Is Anything Really Original?
While Steve Jobs introduced the first computer with a graphical user interface for consumer use, the model was a not an original creation; it was a conglomeration of ideas and features, compounded into something significant in its own right.
Jobs saw these features during a visit to the Xerox research center a year previously, unpatented and available for use, and combined and implemented them to form the first Mac computer.
When Android introduced its first smartphone following the creation of the iPhone, however, Jobs ridiculed it as flagrant plagiarism. “I’m going to destroy Android, because it’s a stolen product. I’m willing to go thermonuclear war on this,” he said according to pcmag.com
Originality is something I do not consider to be real in its most literal sense.
Dictionary.com defines something original as, “arising or proceeding independently from anything else,” but is it possible for any work of art or invention to be truly original? What we so often brand as the very first of its kind is, in actuality, an assortment of similar ideas tweaked and molded into something significant in its own right.
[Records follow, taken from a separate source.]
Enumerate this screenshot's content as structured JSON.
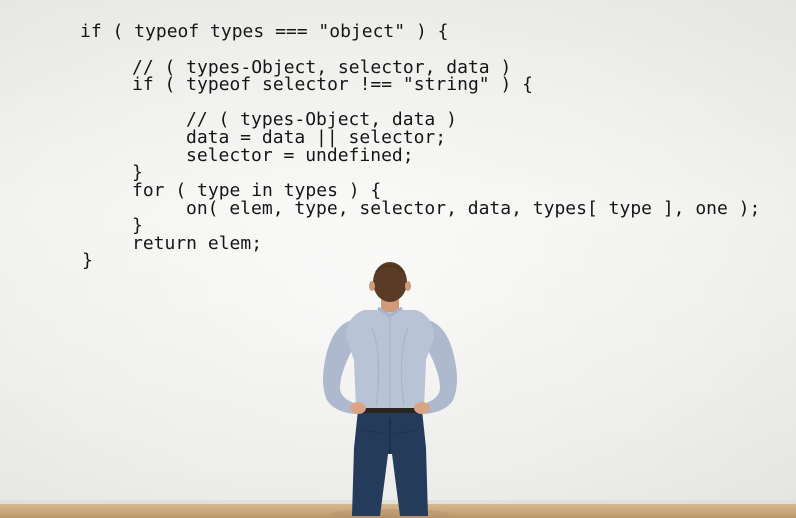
{
  "image": {
    "code_lines": [
      "if ( typeof types === \"object\" ) {",
      "// ( types-Object, selector, data )",
      "if ( typeof selector !== \"string\" ) {",
      "// ( types-Object, data )",
      "data = data || selector;",
      "selector = undefined;",
      "}",
      "for ( type in types ) {",
      "on( elem, type, selector, data, types[ type ], one );",
      "}",
      "return elem;",
      "}"
    ],
    "colors": {
      "wall": "#f4f4f2",
      "code_text": "#161616",
      "shirt": "#b9c3d6",
      "jeans": "#243b5c",
      "hair": "#5a3b26",
      "skin": "#d9a585",
      "floor": "#c9a57a"
    }
  }
}
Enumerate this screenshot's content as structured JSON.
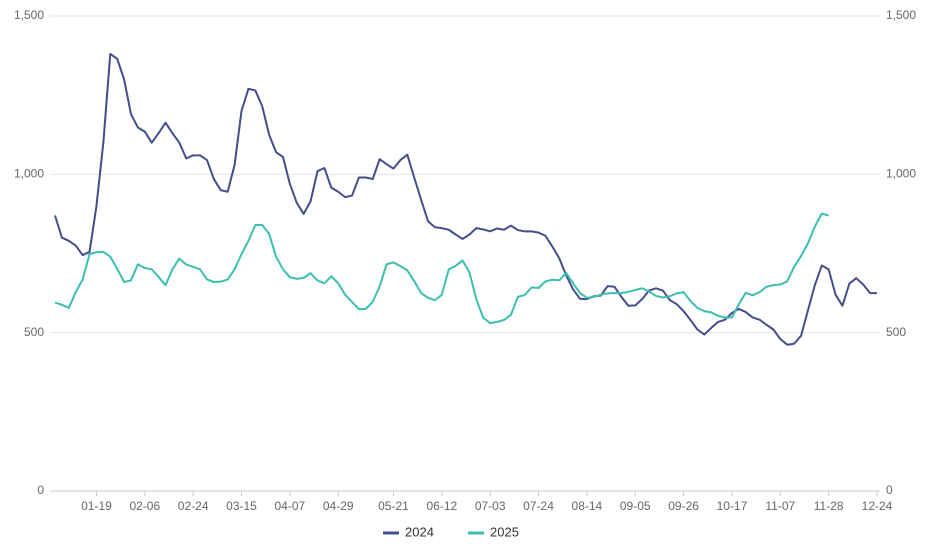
{
  "chart_data": {
    "type": "line",
    "categories": [
      null,
      null,
      null,
      null,
      null,
      null,
      "01-19",
      null,
      null,
      null,
      null,
      null,
      null,
      "02-06",
      null,
      null,
      null,
      null,
      null,
      null,
      "02-24",
      null,
      null,
      null,
      null,
      null,
      null,
      "03-15",
      null,
      null,
      null,
      null,
      null,
      null,
      "04-07",
      null,
      null,
      null,
      null,
      null,
      null,
      "04-29",
      null,
      null,
      null,
      null,
      null,
      null,
      null,
      "05-21",
      null,
      null,
      null,
      null,
      null,
      null,
      "06-12",
      null,
      null,
      null,
      null,
      null,
      null,
      "07-03",
      null,
      null,
      null,
      null,
      null,
      null,
      "07-24",
      null,
      null,
      null,
      null,
      null,
      null,
      "08-14",
      null,
      null,
      null,
      null,
      null,
      null,
      "09-05",
      null,
      null,
      null,
      null,
      null,
      null,
      "09-26",
      null,
      null,
      null,
      null,
      null,
      null,
      "10-17",
      null,
      null,
      null,
      null,
      null,
      null,
      "11-07",
      null,
      null,
      null,
      null,
      null,
      null,
      "11-28",
      null,
      null,
      null,
      null,
      null,
      null,
      "12-24"
    ],
    "series": [
      {
        "name": "2024",
        "color": "#454d8c",
        "values": [
          870,
          800,
          790,
          775,
          745,
          755,
          900,
          1100,
          1380,
          1365,
          1300,
          1190,
          1148,
          1135,
          1100,
          1130,
          1163,
          1130,
          1100,
          1050,
          1060,
          1060,
          1045,
          985,
          950,
          945,
          1030,
          1200,
          1270,
          1265,
          1215,
          1125,
          1070,
          1055,
          970,
          910,
          875,
          915,
          1010,
          1020,
          958,
          945,
          928,
          933,
          990,
          990,
          985,
          1048,
          1032,
          1018,
          1045,
          1062,
          990,
          920,
          852,
          833,
          830,
          825,
          810,
          796,
          810,
          830,
          826,
          820,
          829,
          825,
          838,
          824,
          820,
          820,
          816,
          806,
          772,
          735,
          681,
          637,
          607,
          606,
          615,
          617,
          647,
          645,
          613,
          585,
          586,
          606,
          633,
          640,
          633,
          603,
          590,
          568,
          540,
          510,
          494,
          515,
          534,
          541,
          562,
          575,
          565,
          548,
          541,
          525,
          510,
          480,
          462,
          465,
          490,
          570,
          650,
          712,
          700,
          620,
          585,
          655,
          672,
          652,
          625,
          625
        ]
      },
      {
        "name": "2025",
        "color": "#3dbfb0",
        "values": [
          595,
          588,
          578,
          628,
          668,
          748,
          754,
          755,
          740,
          702,
          660,
          665,
          716,
          704,
          700,
          676,
          650,
          700,
          734,
          715,
          708,
          700,
          668,
          660,
          661,
          668,
          700,
          748,
          790,
          840,
          840,
          812,
          740,
          700,
          675,
          670,
          673,
          688,
          665,
          656,
          678,
          656,
          620,
          597,
          574,
          575,
          598,
          646,
          716,
          722,
          710,
          697,
          663,
          625,
          610,
          602,
          620,
          700,
          711,
          728,
          690,
          605,
          547,
          530,
          534,
          540,
          556,
          613,
          619,
          643,
          641,
          662,
          667,
          665,
          689,
          656,
          625,
          610,
          613,
          620,
          624,
          625,
          625,
          629,
          635,
          640,
          630,
          616,
          611,
          615,
          624,
          628,
          600,
          578,
          568,
          564,
          553,
          548,
          548,
          590,
          626,
          618,
          628,
          645,
          650,
          652,
          662,
          708,
          742,
          782,
          835,
          876,
          870,
          null,
          null,
          null,
          null,
          null,
          null,
          null
        ]
      }
    ],
    "ylim": [
      0,
      1500
    ],
    "yticks": [
      0,
      500,
      {
        "value": 1000,
        "label": "1,000"
      },
      {
        "value": 1500,
        "label": "1,500"
      }
    ],
    "y2lim": [
      0,
      1500
    ],
    "y2ticks": [
      0,
      500,
      {
        "value": 1000,
        "label": "1,000"
      },
      {
        "value": 1500,
        "label": "1,500"
      }
    ],
    "grid": true,
    "legend": "bottom"
  }
}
This free flow and mixture of ideas should not be restricted or frowned upon, if we are to continue to encourage the pioneering of innovative ideas.
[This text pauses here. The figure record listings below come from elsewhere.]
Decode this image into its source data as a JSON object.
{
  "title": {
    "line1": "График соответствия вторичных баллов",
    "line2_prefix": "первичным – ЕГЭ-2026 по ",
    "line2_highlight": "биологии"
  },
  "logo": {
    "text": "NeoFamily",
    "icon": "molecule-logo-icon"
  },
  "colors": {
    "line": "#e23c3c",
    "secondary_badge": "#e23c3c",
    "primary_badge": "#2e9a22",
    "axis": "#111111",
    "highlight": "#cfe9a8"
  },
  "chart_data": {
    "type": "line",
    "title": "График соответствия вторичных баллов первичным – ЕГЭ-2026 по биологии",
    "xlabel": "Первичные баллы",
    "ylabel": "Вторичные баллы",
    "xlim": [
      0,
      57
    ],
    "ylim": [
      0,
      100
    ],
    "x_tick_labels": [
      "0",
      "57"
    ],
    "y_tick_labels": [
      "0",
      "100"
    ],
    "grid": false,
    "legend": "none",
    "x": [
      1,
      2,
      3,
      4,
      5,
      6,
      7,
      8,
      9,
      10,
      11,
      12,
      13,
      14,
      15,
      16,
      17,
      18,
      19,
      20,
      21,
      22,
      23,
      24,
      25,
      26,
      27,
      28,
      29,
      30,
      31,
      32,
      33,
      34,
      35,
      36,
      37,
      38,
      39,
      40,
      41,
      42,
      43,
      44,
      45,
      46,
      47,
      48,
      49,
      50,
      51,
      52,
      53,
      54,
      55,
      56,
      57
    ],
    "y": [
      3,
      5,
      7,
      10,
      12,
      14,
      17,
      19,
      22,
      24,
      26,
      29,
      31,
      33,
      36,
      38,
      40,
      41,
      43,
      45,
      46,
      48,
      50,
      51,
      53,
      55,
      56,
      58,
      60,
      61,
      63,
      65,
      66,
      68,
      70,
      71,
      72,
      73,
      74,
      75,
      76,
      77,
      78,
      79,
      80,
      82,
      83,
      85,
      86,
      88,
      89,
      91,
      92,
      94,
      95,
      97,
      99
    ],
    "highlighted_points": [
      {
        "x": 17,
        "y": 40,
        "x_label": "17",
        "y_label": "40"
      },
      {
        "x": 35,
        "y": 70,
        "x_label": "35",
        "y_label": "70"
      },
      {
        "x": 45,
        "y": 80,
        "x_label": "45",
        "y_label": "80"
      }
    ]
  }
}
People often get so caught up in the ideal of “creative genius” that it restricts creative potential.
Novelist and poet C.S. Lewis supported this view, saying, “Even in literature and art, no man who bothers about originality will ever be original: whereas if you simply try to tell the truth (without caring how often it has been told before) you will, nine times out of ten, become original without ever having noticed it,” according to brainyquote.com.
It is important to respect and credit the works of others, but if we allow this fear of “stolen ideas” to control us, we are only limiting our creative genius and its contribution to our future.